Jakarta (ANTARA News) - Pertumbuhan ekspor nasional tahun ini diperkirakan minus sekitar lima persen, sehingga perlu dicari terobosan baru di tengah dampak krisis global yang makin terasa.
"Tahun ini kita tidak usah berharap banyak kepada kegiatan ekspor karena pertumbuhannya hanya bisa maksimal minus 5 persen," kata Direktur Eksekutif Econit Advisory Group Hendri Saparini saat peluncuran buku "Ekonomi Konstitusi" di Jakarta, Rabu.
Menurut Hendri, dalam kondisi seperti sekarang ini sebagian besar produk ekspor adalah produk primer yang harganya sudah merosot sejak pertengahan tahun 2008.
Ia menjelaskan, sejak Juli 2008 ekspor produk perkebunan sudah merasakan tanda-tanda krisis lebih dulu dengan turunnya harga komoditas pertanian dan perkebunan.
"Penurunan komoditas perkebunan termasuk bahan tambang sudah tergerus jauh sebelum krisis, sehingga sangat wajar jika ekspor pertumbuhannya tertekan," tandasnya.
Karena itu, diutarakan Hendri, harus bisa mengoptimalkan ekspor setiap kelompok barang yang spesifik tetapi bukan ekspor bahan baku. "Karena ekspor kita banyak juga mengeksploitasi sumber daya alam, sehingga kita tekankan pada ekspor yang value addednya tinggi," tegasnya.
Ia berpendapat, sesungguhnya produk-produk Indonesia tidak bisa dikatakan tidak kompetitif, hanya saja daya saingnya harus lebih maksimal lagi.
Jadi harus ada langkah spesifik khusus untuk setiap kelompok barang seperti industri kerajinan, industi makanan harus harus ada kelas dan tujuan ekspornya.

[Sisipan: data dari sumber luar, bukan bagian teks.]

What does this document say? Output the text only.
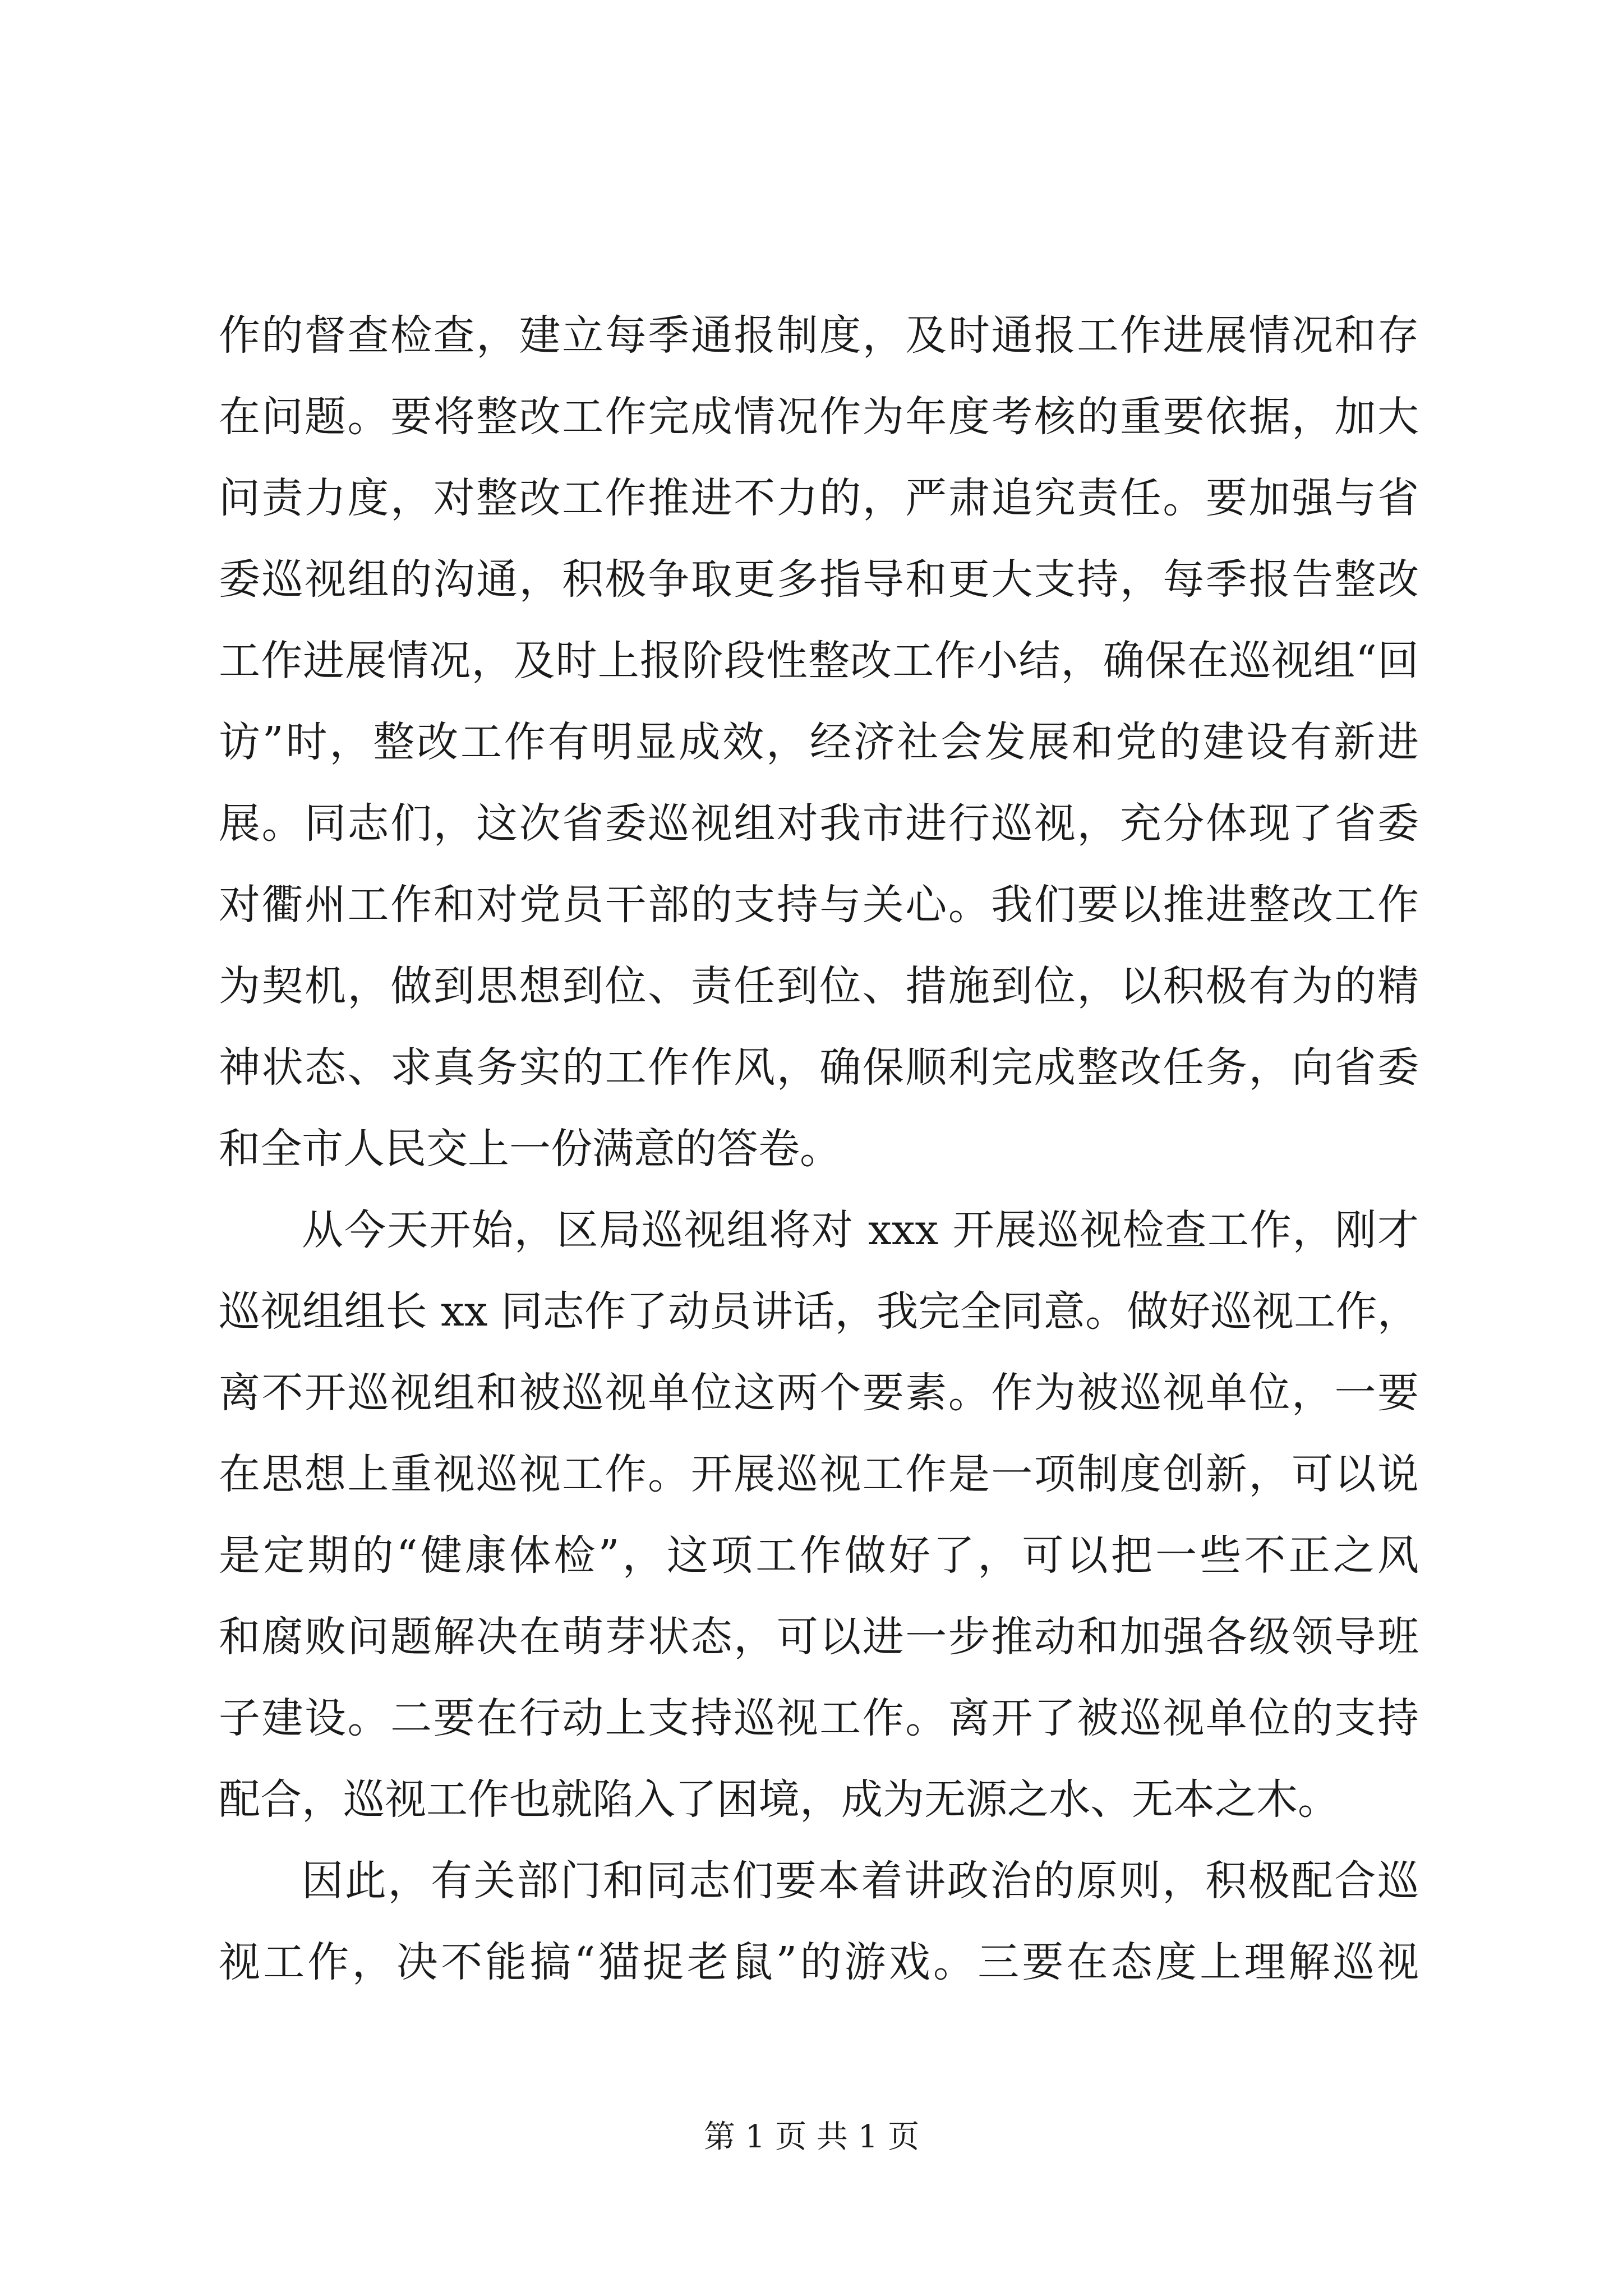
作的督查检查，建立每季通报制度，及时通报工作进展情况和存
在问题。要将整改工作完成情况作为年度考核的重要依据，加大
问责力度，对整改工作推进不力的，严肃追究责任。要加强与省
委巡视组的沟通，积极争取更多指导和更大支持，每季报告整改
工作进展情况，及时上报阶段性整改工作小结，确保在巡视组“回
访”时，整改工作有明显成效，经济社会发展和党的建设有新进
展。同志们，这次省委巡视组对我市进行巡视，充分体现了省委
对衢州工作和对党员干部的支持与关心。我们要以推进整改工作
为契机，做到思想到位、责任到位、措施到位，以积极有为的精
神状态、求真务实的工作作风，确保顺利完成整改任务，向省委
和全市人民交上一份满意的答卷。
从今天开始，区局巡视组将对 xxx 开展巡视检查工作，刚才
巡视组组长 xx 同志作了动员讲话，我完全同意。做好巡视工作，
离不开巡视组和被巡视单位这两个要素。作为被巡视单位，一要
在思想上重视巡视工作。开展巡视工作是一项制度创新，可以说
是定期的“健康体检”，这项工作做好了，可以把一些不正之风
和腐败问题解决在萌芽状态，可以进一步推动和加强各级领导班
子建设。二要在行动上支持巡视工作。离开了被巡视单位的支持
配合，巡视工作也就陷入了困境，成为无源之水、无本之木。
因此，有关部门和同志们要本着讲政治的原则，积极配合巡
视工作，决不能搞“猫捉老鼠”的游戏。三要在态度上理解巡视
第 1 页 共 1 页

"Ini yang dilakukan Thailand, yaitu strategi ofensif terhadap industri makanan sehingga dapat menggerakkan sektor lainnya," katanya.
Negara tujuan ekspor yang bisa menerima produk-produk Indonesia harus dipertegas karena sejumlah negara melakukan pengawasan terhadap produk makanan yang luar biasa ketat.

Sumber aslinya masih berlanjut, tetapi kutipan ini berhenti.